Once you’ve taught the power, you’ve also taught the counter (to the playside). All the rules remain the same; PST works a B-gap track, PSG works an A-gap track, Center works backside, and BST hinges.
The only thing that changes with counter is the backside guard and H-back. The guard will change his pulling footwork to accommodate the trap technique on the end. He will exit on a 45 degree angle, rather than the 90 degree open-hip technique used on power option. Since the guard is kicking out the end, the H-back will exchange roles (with power) and seal the first backer inside the box.
The same principles used with power apply with counter. If the DE wrong-arms the kickout, the guard can log, leaving the H-back to loop outside and bounce the run.

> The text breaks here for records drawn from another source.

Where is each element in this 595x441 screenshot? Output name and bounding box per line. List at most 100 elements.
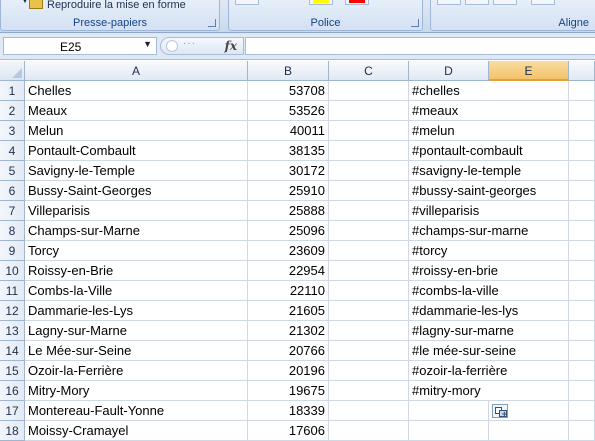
cell-b9[interactable]: 23609 <box>248 241 329 261</box>
orientation-button[interactable] <box>531 0 555 5</box>
cell-d16[interactable]: #mitry-mory <box>409 381 489 401</box>
cell-d9[interactable]: #torcy <box>409 241 489 261</box>
cell-f11[interactable] <box>569 281 595 301</box>
cell-c1[interactable] <box>329 81 409 101</box>
row-header[interactable]: 9 <box>0 241 25 261</box>
select-all-button[interactable] <box>0 61 25 81</box>
cell-d8[interactable]: #champs-sur-marne <box>409 221 532 241</box>
cell-a4[interactable]: Pontault-Combault <box>25 141 248 161</box>
cell-f16[interactable] <box>569 381 595 401</box>
row-header[interactable]: 7 <box>0 201 25 221</box>
cell-a9[interactable]: Torcy <box>25 241 248 261</box>
cell-e3[interactable] <box>489 121 569 141</box>
cell-d11[interactable]: #combs-la-ville <box>409 281 502 301</box>
column-header-b[interactable]: B <box>248 61 329 81</box>
cell-a6[interactable]: Bussy-Saint-Georges <box>25 181 248 201</box>
cell-c16[interactable] <box>329 381 409 401</box>
cell-c17[interactable] <box>329 401 409 421</box>
cell-d1[interactable]: #chelles <box>409 81 489 101</box>
cell-a10[interactable]: Roissy-en-Brie <box>25 261 248 281</box>
insert-function-button[interactable]: fx <box>225 39 237 53</box>
cell-e18[interactable] <box>489 421 569 441</box>
font-dialog-launcher-icon[interactable] <box>411 19 419 27</box>
cell-b11[interactable]: 22110 <box>248 281 329 301</box>
cell-a15[interactable]: Ozoir-la-Ferrière <box>25 361 248 381</box>
cell-a5[interactable]: Savigny-le-Temple <box>25 161 248 181</box>
cell-b10[interactable]: 22954 <box>248 261 329 281</box>
cell-b6[interactable]: 25910 <box>248 181 329 201</box>
cell-c13[interactable] <box>329 321 409 341</box>
cell-c11[interactable] <box>329 281 409 301</box>
cell-b2[interactable]: 53526 <box>248 101 329 121</box>
cell-a1[interactable]: Chelles <box>25 81 248 101</box>
column-header-c[interactable]: C <box>329 61 409 81</box>
cell-b12[interactable]: 21605 <box>248 301 329 321</box>
cell-f7[interactable] <box>569 201 595 221</box>
cell-d15[interactable]: #ozoir-la-ferrière <box>409 361 511 381</box>
cell-d4[interactable]: #pontault-combault <box>409 141 526 161</box>
cell-d2[interactable]: #meaux <box>409 101 489 121</box>
cell-c12[interactable] <box>329 301 409 321</box>
cell-d5[interactable]: #savigny-le-temple <box>409 161 525 181</box>
cell-b4[interactable]: 38135 <box>248 141 329 161</box>
fill-color-button[interactable] <box>309 0 333 5</box>
cell-d6[interactable]: #bussy-saint-georges <box>409 181 540 201</box>
cell-a13[interactable]: Lagny-sur-Marne <box>25 321 248 341</box>
row-header[interactable]: 2 <box>0 101 25 121</box>
row-header[interactable]: 13 <box>0 321 25 341</box>
align-middle-button[interactable] <box>465 0 489 5</box>
cell-d10[interactable]: #roissy-en-brie <box>409 261 501 281</box>
row-header[interactable]: 18 <box>0 421 25 441</box>
cell-b7[interactable]: 25888 <box>248 201 329 221</box>
row-header[interactable]: 1 <box>0 81 25 101</box>
cell-d3[interactable]: #melun <box>409 121 489 141</box>
cell-e2[interactable] <box>489 101 569 121</box>
row-header[interactable]: 11 <box>0 281 25 301</box>
align-bottom-button[interactable] <box>493 0 517 5</box>
cell-a11[interactable]: Combs-la-Ville <box>25 281 248 301</box>
row-header[interactable]: 15 <box>0 361 25 381</box>
cell-c3[interactable] <box>329 121 409 141</box>
name-box[interactable]: E25 ▼ <box>3 37 157 55</box>
cell-a14[interactable]: Le Mée-sur-Seine <box>25 341 248 361</box>
cell-a3[interactable]: Melun <box>25 121 248 141</box>
row-header[interactable]: 5 <box>0 161 25 181</box>
splitter-dots-icon[interactable]: ··· <box>183 38 196 49</box>
cell-b1[interactable]: 53708 <box>248 81 329 101</box>
row-header[interactable]: 8 <box>0 221 25 241</box>
cell-a8[interactable]: Champs-sur-Marne <box>25 221 248 241</box>
clipboard-dialog-launcher-icon[interactable] <box>208 19 216 27</box>
cell-d12[interactable]: #dammarie-les-lys <box>409 301 522 321</box>
column-header-next[interactable] <box>569 61 595 81</box>
cell-b8[interactable]: 25096 <box>248 221 329 241</box>
cell-a16[interactable]: Mitry-Mory <box>25 381 248 401</box>
column-header-d[interactable]: D <box>409 61 489 81</box>
cell-f1[interactable] <box>569 81 595 101</box>
cell-f13[interactable] <box>569 321 595 341</box>
cell-b17[interactable]: 18339 <box>248 401 329 421</box>
row-header[interactable]: 10 <box>0 261 25 281</box>
row-header[interactable]: 17 <box>0 401 25 421</box>
cell-f8[interactable] <box>569 221 595 241</box>
cell-c7[interactable] <box>329 201 409 221</box>
cell-b18[interactable]: 17606 <box>248 421 329 441</box>
cell-c18[interactable] <box>329 421 409 441</box>
cell-b14[interactable]: 20766 <box>248 341 329 361</box>
cell-a18[interactable]: Moissy-Cramayel <box>25 421 248 441</box>
cell-c5[interactable] <box>329 161 409 181</box>
cell-f18[interactable] <box>569 421 595 441</box>
cell-f2[interactable] <box>569 101 595 121</box>
align-top-button[interactable] <box>437 0 461 5</box>
cell-c15[interactable] <box>329 361 409 381</box>
cell-e10[interactable] <box>489 261 569 281</box>
cell-b16[interactable]: 19675 <box>248 381 329 401</box>
formula-input[interactable] <box>245 37 595 55</box>
cell-f6[interactable] <box>569 181 595 201</box>
chevron-down-icon[interactable]: ▼ <box>143 39 152 49</box>
borders-button[interactable] <box>235 0 259 5</box>
cell-f10[interactable] <box>569 261 595 281</box>
cell-c6[interactable] <box>329 181 409 201</box>
format-painter-button[interactable]: Reproduire la mise en forme <box>29 0 186 11</box>
cell-b13[interactable]: 21302 <box>248 321 329 341</box>
row-header[interactable]: 6 <box>0 181 25 201</box>
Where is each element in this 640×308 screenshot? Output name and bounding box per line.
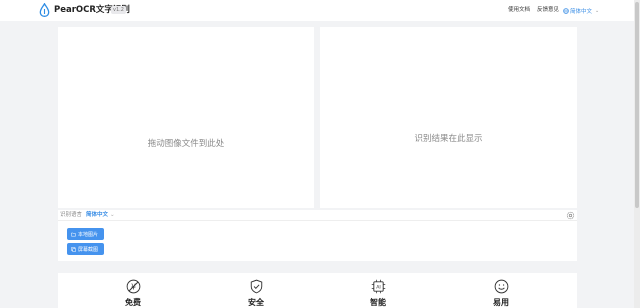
feature-smart: AI 智能 <box>358 279 398 308</box>
feature-smart-label: 智能 <box>370 298 386 307</box>
screenshot-button-label: 屏幕截图 <box>78 246 99 253</box>
free-icon: ¥ <box>126 279 140 294</box>
drop-zone-hint: 拖动图像文件到此处 <box>147 139 225 149</box>
ai-chip-icon: AI <box>371 279 385 294</box>
result-panel[interactable]: 识别结果在此显示 <box>320 27 577 208</box>
result-placeholder: 识别结果在此显示 <box>414 134 483 144</box>
recognition-language-value: 简体中文 <box>86 212 109 218</box>
nav-docs-link[interactable]: 使用文档 <box>508 7 530 14</box>
local-image-button[interactable]: 本地图片 <box>67 228 104 240</box>
chevron-down-icon: ⌄ <box>595 7 600 14</box>
top-header: PearOCR文字识别 v1.2 使用文档 反馈意见 简体中文 ⌄ <box>0 0 640 21</box>
recognition-language-label: 识别语言 <box>60 212 83 218</box>
feature-strip: ¥ 免费 安全 AI 智能 <box>58 273 577 308</box>
language-switcher-label: 简体中文 <box>570 8 593 15</box>
screenshot-button[interactable]: 屏幕截图 <box>67 243 104 255</box>
feature-secure: 安全 <box>236 279 276 308</box>
version-badge: v1.2 <box>111 6 126 14</box>
nav-feedback-link[interactable]: 反馈意见 <box>537 7 559 14</box>
feature-free-label: 免费 <box>125 298 141 307</box>
feature-easy-label: 易用 <box>493 298 509 307</box>
globe-icon <box>563 7 569 14</box>
chevron-down-icon: ⌄ <box>110 212 115 218</box>
feature-free: ¥ 免费 <box>113 279 153 308</box>
smile-icon <box>494 279 508 294</box>
recognition-language-bar: 识别语言 简体中文 ⌄ <box>58 210 577 221</box>
folder-icon <box>71 232 76 236</box>
language-switcher[interactable]: 简体中文 ⌄ <box>563 6 599 15</box>
feature-easy: 易用 <box>481 279 521 308</box>
scrollbar-thumb[interactable] <box>635 2 639 208</box>
screenshot-icon <box>71 246 76 252</box>
action-area: 本地图片 屏幕截图 <box>58 221 577 261</box>
local-image-button-label: 本地图片 <box>78 231 99 238</box>
pear-logo-icon <box>39 3 50 17</box>
recognition-language-select[interactable]: 简体中文 ⌄ <box>86 212 115 219</box>
svg-text:AI: AI <box>376 285 381 291</box>
page-scrollbar[interactable] <box>634 0 640 308</box>
image-drop-zone[interactable]: 拖动图像文件到此处 <box>58 27 314 208</box>
feature-secure-label: 安全 <box>248 298 264 307</box>
shield-check-icon <box>250 279 262 294</box>
settings-gear-icon[interactable] <box>566 211 575 220</box>
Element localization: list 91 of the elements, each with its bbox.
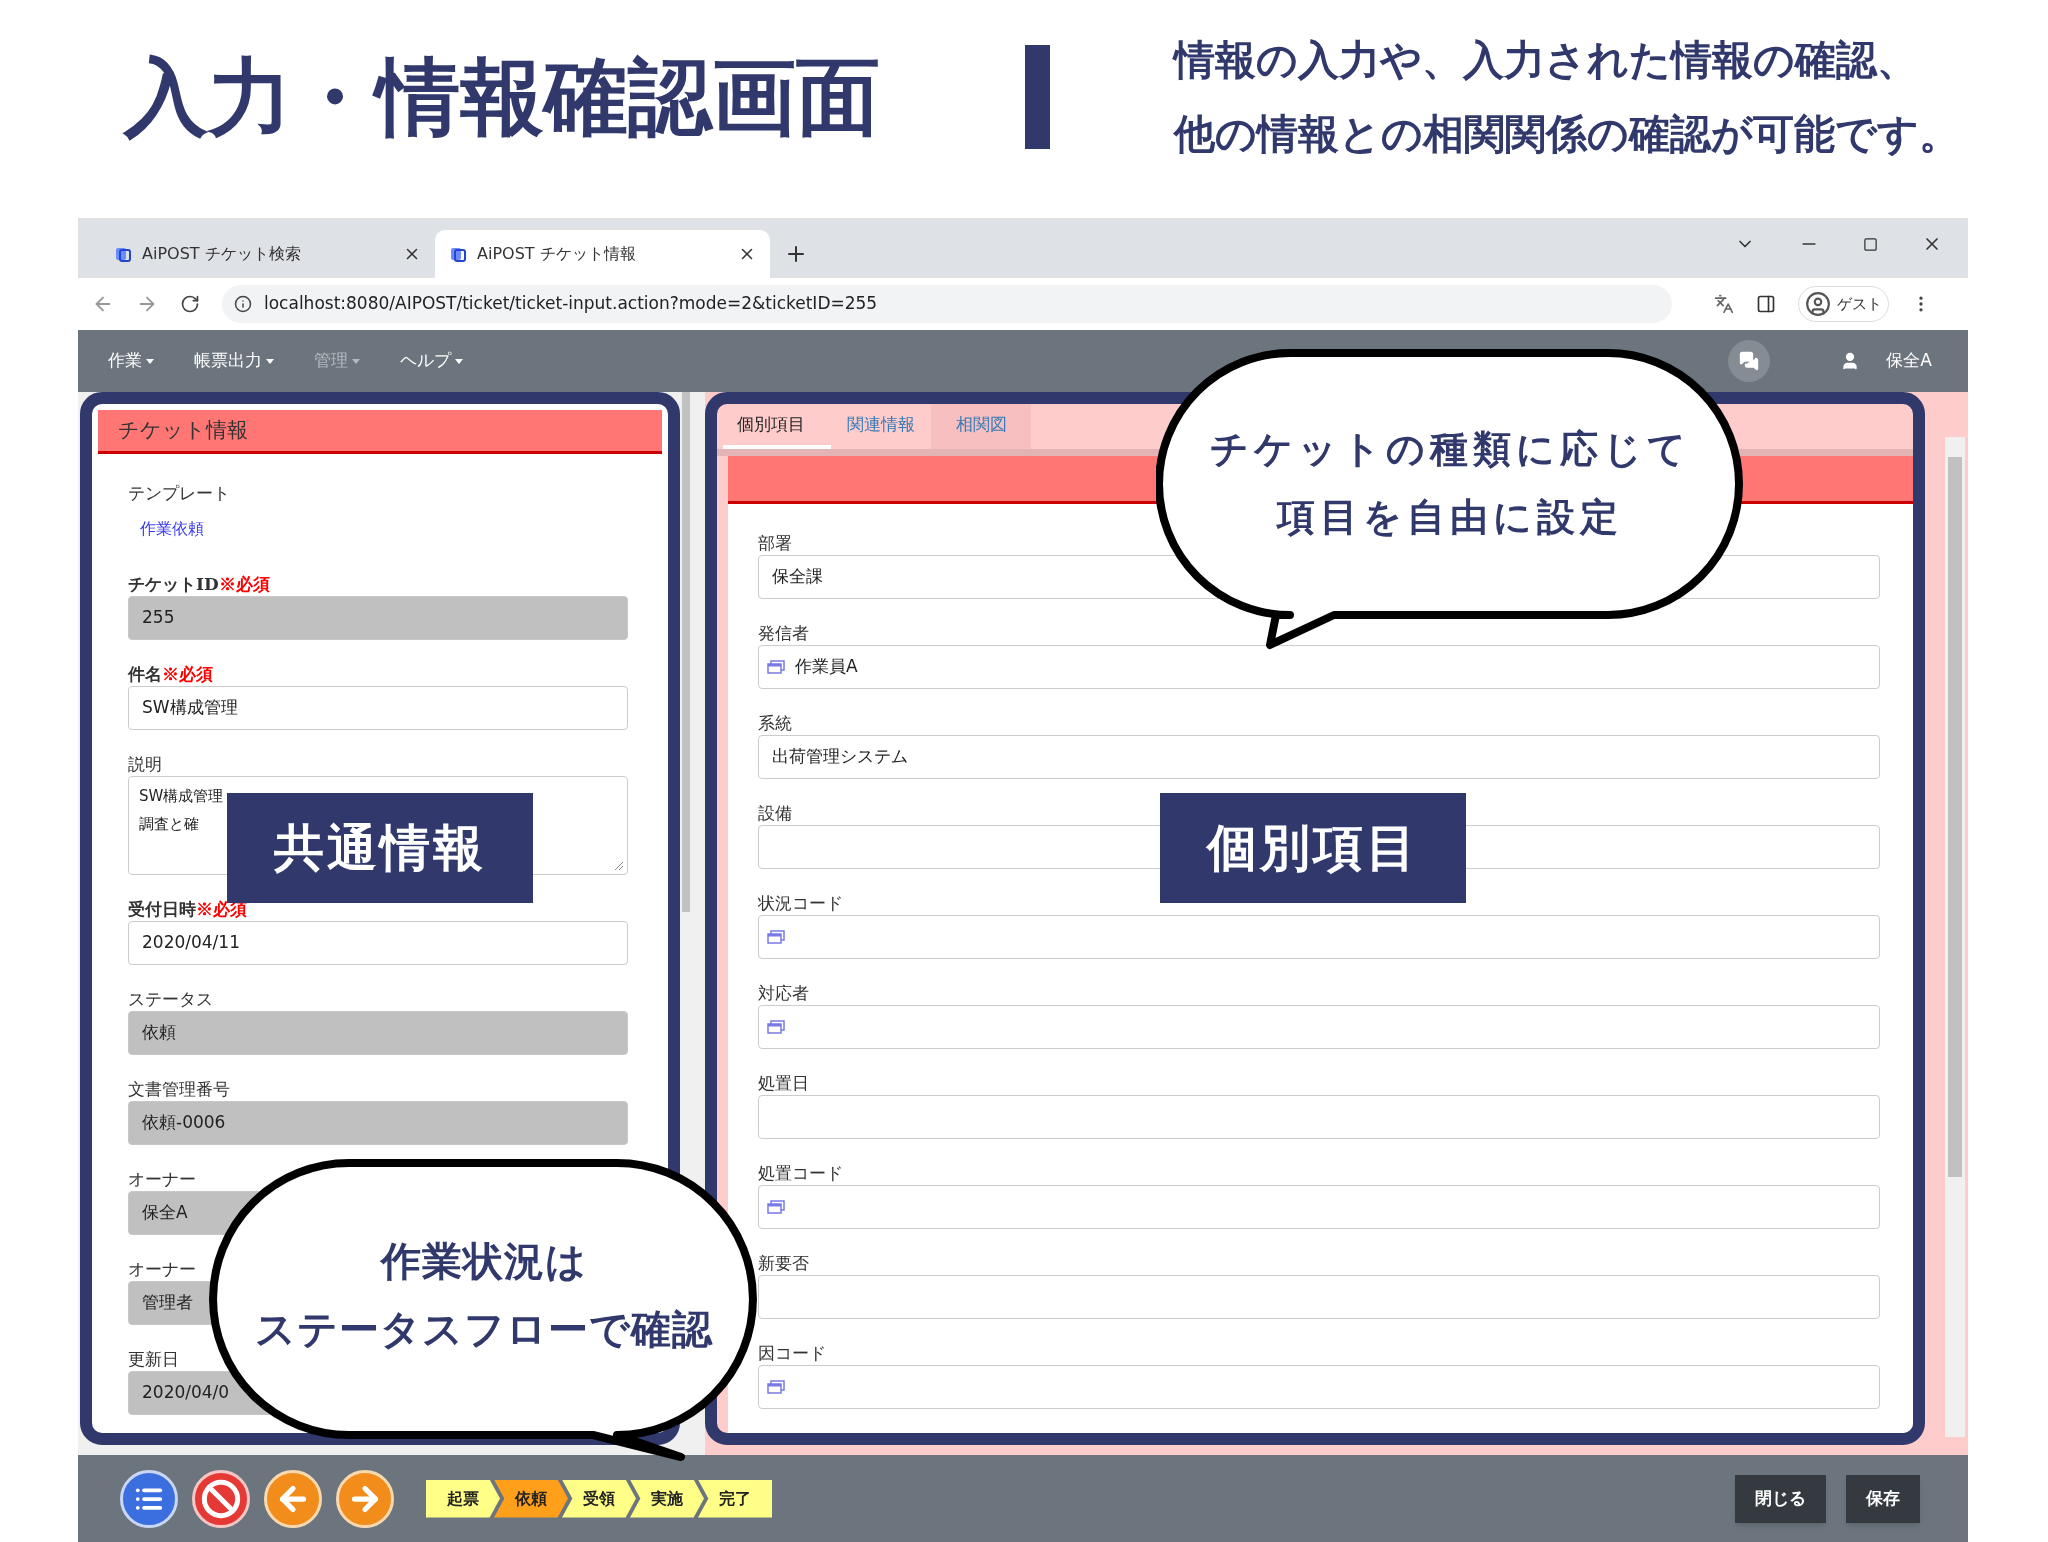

After a heavy diet of power (overload of numbers at the point of attack), the homerun threat of counter action can stretch defenses to a breaking point. To help with this horizontal stretch, the slot (#2) running orbit motion will adhere to a simple set of rules. If the ball carrier is aligned in split backs (away from where the orbit motion is coming from), the slot (in motion) will continue on an (power) reverse track to the counter action. If the ball carrier is stacked (pistol), the motion man will reverse out and run an option course with the quarterback. This simple rule helps stress defenses who will game plan against counter/power, by spinning a safety down with the motion. By introducing the reverse path, the playside safety is widened, creating a larger seam for the ball carrier to run through.
One interesting thing to note regarding Malzahn’s approach to offense, is that with this system, they don’t tell the backs where to line up. The backs will align based on the play called (not the formation). A basic formation, such as “Twins Right” will be called (“Twins Right, 91 Counter”), but the H-back and Fullback will align based on the play (i.e. counter = split-backs).
Another wrinkle can be added to run the exact same play out of 1-back; QB Counter. Nothing changes for guys upfront. Since QB counter is usually run out of 1-back, the play-fake speed sweep helps open the run.